Jika tafsiran umum bertolak dari 3 kata kunci, demikian pula problematika ayat
ini juga berpusat pada 3 kata kunci, yaitu Dia,
Rasul-Nya dan untuk
memenangkannya di atas segala agama.
Dua kata kunci pertama sama dengan kata kunci tafsiran umum, dan pada titik
inilah telaah logis bertentangan dengan tafsiran umum tadi.
Pertama, kata
“Dia” di sini dimaknai sebagai Allah SWT. Harus disadari juga bahwa kutipan
ayat Al-Qur’an di atas langsung berasal dari Allah sendiri. Artinya, apa yang
tertulis di atas merupakan perkataan Allah. Logikanya, Allah menyebut Allah
lain mengutus Muhammad. Tentulah Allah yang mengutus Muhammad itu BUKANLAH
Allah yang sedang berkata-kata. Jika yang mengutus Muhammad itu adalah Allah
yang sedang berkata-kata, maka seharusnya Allah berkata, “Aku (atau Kami) yang
mengutus Rasul-Ku …..” Karena itu, haruslah dikatakan bahwa kutipan wahyu Allah
di atas hendak membuktikan bahwa Allah islam itu bukan satu, melainkan DUA.
Allah yang berbicara, yang perkataan-Nya kemudian ditulis dalam Surah as-Saff
ayat 9, berbeda dengan Allah yang mengutus Rasul-Nya. Inilah persoalan dari
kata kunci pertama.
Kedua, kata
“Rasul-Nya” di sini dimaknai sebagai nabi Muhammad. Benarkah demikian?

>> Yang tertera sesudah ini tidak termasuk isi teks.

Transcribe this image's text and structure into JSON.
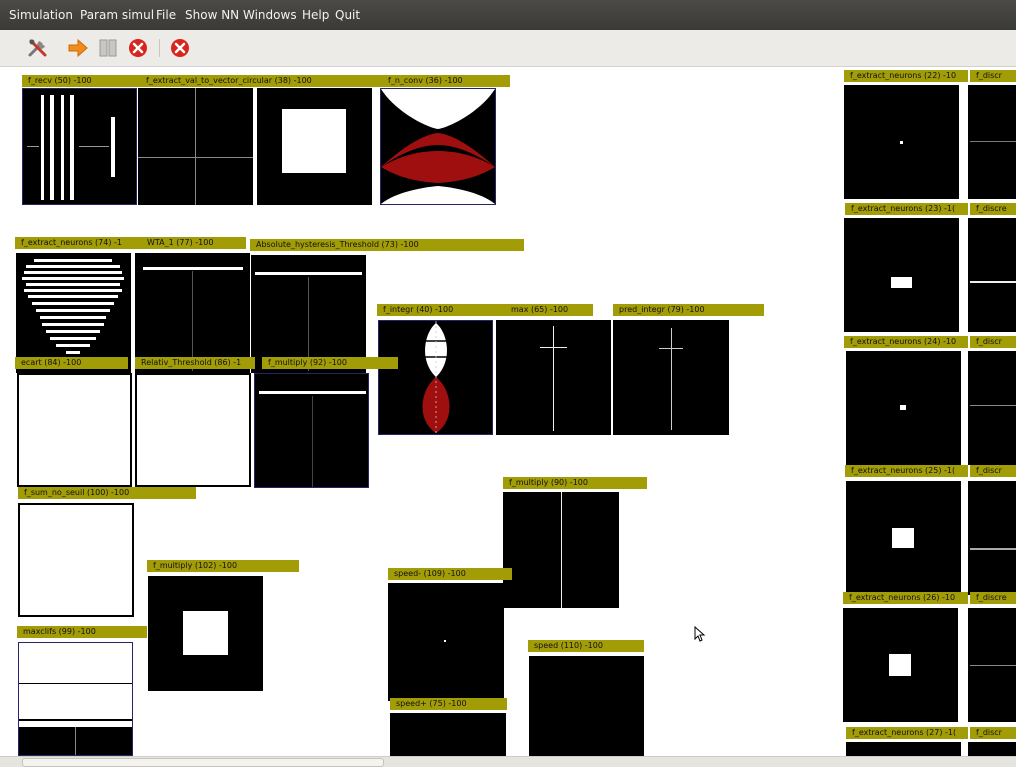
{
  "menu": {
    "items": [
      {
        "label": "Simulation"
      },
      {
        "label": "Param simul"
      },
      {
        "label": "File"
      },
      {
        "label": "Show NN"
      },
      {
        "label": "Windows"
      },
      {
        "label": "Help"
      },
      {
        "label": "Quit"
      }
    ]
  },
  "toolbar": {
    "buttons": [
      "settings-icon",
      "play-arrow-icon",
      "pause-icon",
      "stop-icon",
      "quit-icon"
    ],
    "colors": {
      "arrow": "#f28a1c",
      "stop": "#d9241e"
    }
  },
  "groups": {
    "header_color": "#a29d07",
    "labels": {
      "f_recv": "f_recv (50) -100",
      "f_extract_val": "f_extract_val_to_vector_circular (38) -100",
      "f_n_conv": "f_n_conv (36) -100",
      "f_extract_neurons_74": "f_extract_neurons (74) -1",
      "wta": "WTA_1 (77) -100",
      "abs_hyst": "Absolute_hysteresis_Threshold (73) -100",
      "f_integr": "f_integr (40) -100",
      "max": "max (65) -100",
      "pred_integr": "pred_integr (79) -100",
      "ecart": "ecart (84) -100",
      "relativ": "Relativ_Threshold (86) -1",
      "f_multiply_92": "f_multiply (92) -100",
      "f_sum": "f_sum_no_seuil (100) -100",
      "f_multiply_90": "f_multiply (90) -100",
      "f_multiply_102": "f_multiply (102) -100",
      "speed_minus": "speed- (109) -100",
      "maxcliffs": "maxclifs (99) -100",
      "speed": "speed (110) -100",
      "speed_plus": "speed+ (75) -100",
      "fx22": "f_extract_neurons (22) -10",
      "fx23": "f_extract_neurons (23) -1(",
      "fx24": "f_extract_neurons (24) -10",
      "fx25": "f_extract_neurons (25) -1(",
      "fx26": "f_extract_neurons (26) -10",
      "fx27": "f_extract_neurons (27) -1(",
      "fdisc_a": "f_discr",
      "fdisc_b": "f_discre",
      "fdisc_c": "f_discr"
    }
  },
  "scrollbar": {
    "orientation": "horizontal"
  }
}
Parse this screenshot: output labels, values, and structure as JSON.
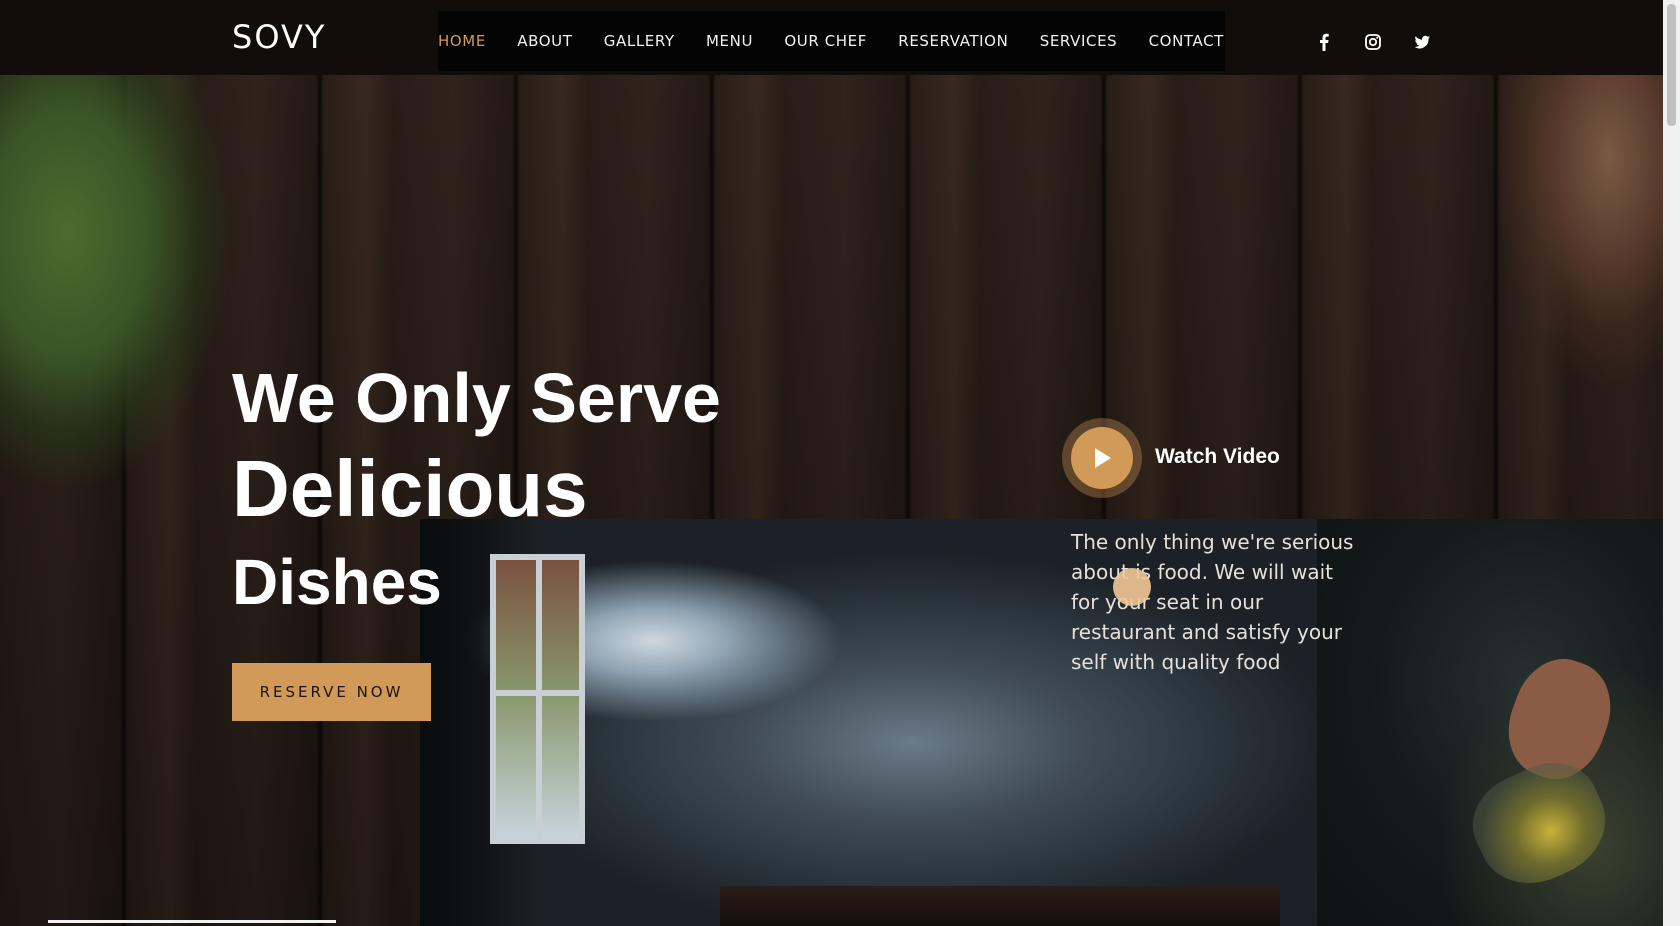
{
  "header": {
    "logo": "SOVY",
    "nav": [
      {
        "label": "HOME",
        "active": true
      },
      {
        "label": "ABOUT"
      },
      {
        "label": "GALLERY"
      },
      {
        "label": "MENU"
      },
      {
        "label": "OUR CHEF"
      },
      {
        "label": "RESERVATION"
      },
      {
        "label": "SERVICES"
      },
      {
        "label": "CONTACT"
      }
    ],
    "social": [
      "facebook-icon",
      "instagram-icon",
      "twitter-icon"
    ]
  },
  "hero": {
    "line1": "We Only Serve",
    "line2": "Delicious",
    "line3": "Dishes",
    "cta": "RESERVE NOW",
    "watch_video": "Watch Video",
    "description": "The only thing we're serious about is food. We will wait for your seat in our restaurant and satisfy your self with quality food"
  },
  "colors": {
    "accent": "#d29a58",
    "header_bg": "#120d0b",
    "nav_bg": "#050404",
    "text": "#ffffff"
  }
}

Pertama-tama harus disadari bahwa kutipan ayat Al-Qur’an di atas merupakan
kata-kata langsung dari Allah sendiri, yang disampaikan kepada Muhammad. Harap
ingat, hanya Muhammad yang menerima wahyu Allah. Jadi, perlu dipahami bahwa
waktu itu Allah menyampaikan kepada Muhammad kutipan ayat di atas. Di sini
tampak jelas logika atau jalan pikiran Allah sedikit kacau balau. Jika memang
benar Allah mengutus Muhammad, maka seharusnya redaksi kalimatnya sebagai
berikut: “Aku yang mengutus engkau sebagai Rasul-Ku ….” Ketika Allah, yang
sedang berbicara dengan Muhammad, menyebut “mengutus Rasul”, jelaslah itu bukan
Muhammad yang dimaksud. Jadi, kajian logis atas kata “Rasul-Nya” sama sekali
tidak merujuk pada Muhammad. Inilah masalah dari kata kunci kedua.
Ketiga,
frase “untuk memenangkannya di atas segala agama” menimbulkan multi tafsir.

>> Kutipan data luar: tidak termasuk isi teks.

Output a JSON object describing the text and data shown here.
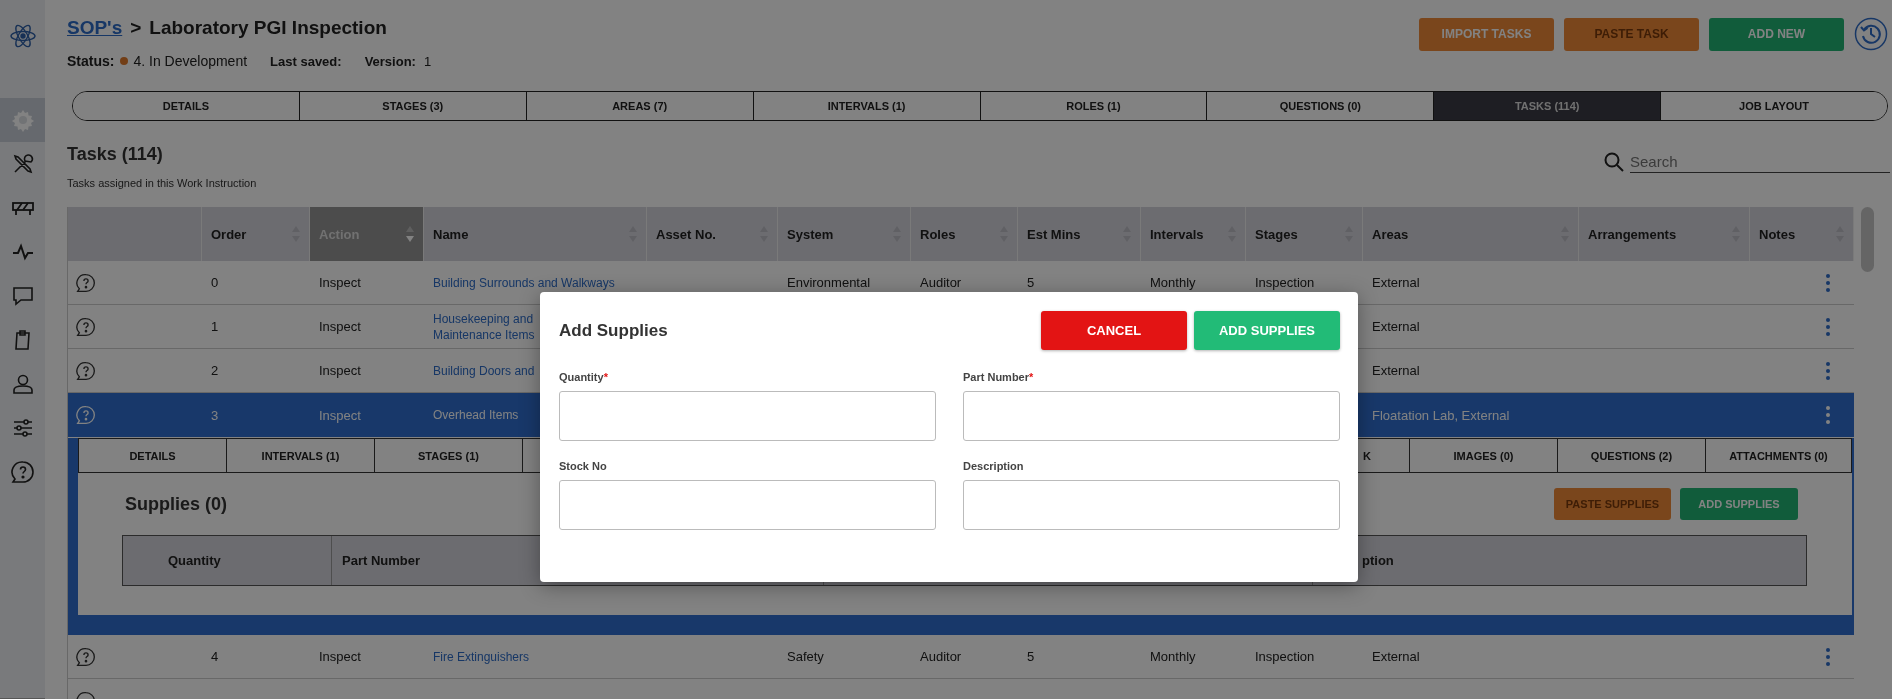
{
  "breadcrumb": {
    "link": "SOP's",
    "separator": ">",
    "title": "Laboratory PGI Inspection"
  },
  "status": {
    "label": "Status:",
    "value": "4. In Development",
    "last_saved_label": "Last saved:",
    "version_label": "Version:",
    "version": "1"
  },
  "actions": [
    {
      "label": "IMPORT TASKS",
      "kind": "orange",
      "disabled": false
    },
    {
      "label": "PASTE TASK",
      "kind": "orange",
      "disabled": true
    },
    {
      "label": "ADD NEW",
      "kind": "green",
      "disabled": false
    }
  ],
  "sidebar": {
    "items": [
      {
        "selected": true
      },
      {
        "selected": false
      },
      {
        "selected": false
      },
      {
        "selected": false
      },
      {
        "selected": false
      },
      {
        "selected": false
      },
      {
        "selected": false
      },
      {
        "selected": false
      },
      {
        "selected": false
      }
    ]
  },
  "tabs": [
    {
      "label": "DETAILS",
      "selected": false
    },
    {
      "label": "STAGES (3)",
      "selected": false
    },
    {
      "label": "AREAS (7)",
      "selected": false
    },
    {
      "label": "INTERVALS (1)",
      "selected": false
    },
    {
      "label": "ROLES (1)",
      "selected": false
    },
    {
      "label": "QUESTIONS (0)",
      "selected": false
    },
    {
      "label": "TASKS (114)",
      "selected": true
    },
    {
      "label": "JOB LAYOUT",
      "selected": false
    }
  ],
  "section": {
    "title": "Tasks (114)",
    "subtitle": "Tasks assigned in this Work Instruction"
  },
  "search": {
    "placeholder": "Search"
  },
  "table": {
    "columns": [
      {
        "label": "Order",
        "sorted": false
      },
      {
        "label": "Action",
        "sorted": true
      },
      {
        "label": "Name",
        "sorted": false
      },
      {
        "label": "Asset No.",
        "sorted": false
      },
      {
        "label": "System",
        "sorted": false
      },
      {
        "label": "Roles",
        "sorted": false
      },
      {
        "label": "Est Mins",
        "sorted": false
      },
      {
        "label": "Intervals",
        "sorted": false
      },
      {
        "label": "Stages",
        "sorted": false
      },
      {
        "label": "Areas",
        "sorted": false
      },
      {
        "label": "Arrangements",
        "sorted": false
      },
      {
        "label": "Notes",
        "sorted": false
      }
    ],
    "rows": [
      {
        "order": "0",
        "action": "Inspect",
        "name": "Building Surrounds and Walkways",
        "system": "Environmental",
        "roles": "Auditor",
        "est_mins": "5",
        "intervals": "Monthly",
        "stages": "Inspection",
        "areas": "External",
        "selected": false,
        "expanded": false
      },
      {
        "order": "1",
        "action": "Inspect",
        "name": "Housekeeping and\nMaintenance Items",
        "areas": "External",
        "selected": false,
        "expanded": false
      },
      {
        "order": "2",
        "action": "Inspect",
        "name": "Building Doors and",
        "areas": "External",
        "selected": false,
        "expanded": false
      },
      {
        "order": "3",
        "action": "Inspect",
        "name": "Overhead Items",
        "areas": "Floatation Lab, External",
        "selected": true,
        "expanded": true
      },
      {
        "order": "4",
        "action": "Inspect",
        "name": "Fire Extinguishers",
        "system": "Safety",
        "roles": "Auditor",
        "est_mins": "5",
        "intervals": "Monthly",
        "stages": "Inspection",
        "areas": "External",
        "selected": false,
        "expanded": false
      }
    ]
  },
  "details": {
    "tabs": [
      {
        "label": "DETAILS",
        "clipped": false
      },
      {
        "label": "INTERVALS (1)",
        "clipped": false
      },
      {
        "label": "STAGES (1)",
        "clipped": false
      },
      {
        "label": "K",
        "clipped": true
      },
      {
        "label": "IMAGES (0)",
        "clipped": false
      },
      {
        "label": "QUESTIONS (2)",
        "clipped": false
      },
      {
        "label": "ATTACHMENTS (0)",
        "clipped": false
      }
    ],
    "title": "Supplies (0)",
    "actions": [
      {
        "label": "PASTE SUPPLIES",
        "kind": "orange",
        "disabled": true
      },
      {
        "label": "ADD SUPPLIES",
        "kind": "green",
        "disabled": false
      }
    ],
    "columns": [
      "Quantity",
      "Part Number"
    ],
    "last_column": "ption"
  },
  "modal": {
    "title": "Add Supplies",
    "cancel": "CANCEL",
    "submit": "ADD SUPPLIES",
    "fields": [
      {
        "label": "Quantity",
        "required_mark": "*"
      },
      {
        "label": "Part Number",
        "required_mark": "*"
      },
      {
        "label": "Stock No"
      },
      {
        "label": "Description"
      }
    ]
  }
}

Bagi islam moderat, frase ini hanya sebatas arogansi. Umat islam berupaya
menjelek-jelekkan agama lain, dan menampilkan islam sebagai agama yang
sempurna, agama yang baik dan benar. Kemenangan dari perjuangan ini terlihat
ketika umat dari agama lain menjadi islam (mualaf). Sementara islam radikal,
mengartikan frase ini sebagaimana wahyu Allah dalam QS al-Anfal: 7 dan QS Ali
Imran: 19. Orang kafir (termasuk agamanya) harus dimusnahkan sampai ke akar-akarnya
sehingga hanya ada islam di sisi Allah. Inilah yang menjadi ideologi terorisme.
Tidak puas dengan kebanggaan islam sebagai agama yang benar, tetapi
ditindak-lanjuti dengan membinasakan yang bukan islam agar tinggal agama islam
saja. Inilah problematika dari kata kunci ketiga.
DEMIKIANLAH
kajian logis atas wahyu Allah dalam surah as-Saff ayat 9. Dari kajian tersebut
terdapat beberapa poin kesimpulan:
1. Kutipan
ayat di atas membuat Al-Qur’an bukan sebagai kitab yang jelas sebagaimana
dikatakan Allah sendiri. Tafsiran logis berdasarkan akal sehat dengan alat
bantu ilmu bahasa bertentangan dengan tafsir umum yang hanya berdasarkan selera
(suka-suka).
2. Haruslah
dikatakan bahwa Al-Qur’an bukanlah wahyu Allah; atau setidaknya kutipan ayat di
atas bukan merupakan perkataan Allah. Jika tetap dikatakan itu adalah wahyu
Allah, maka haruslah dikatakan ada DUA Allah.
3. Jika
bukan wahyu Allah, maka haruslah dikatakan bahwa Al-Qur’an atau setidaknya
kutipan ayat di atas adalah rekayasa Muhammad. Apa yang tertulis di atas
merupakan kata-kata Muhammad yang diletakkan pada mulut Allah, sehingga
seolah-olah Allah berkata demikian. Kelemahan manusiawi Muhammad membuat
munculnya kekacau-balauan bahasa dan tafsirnya.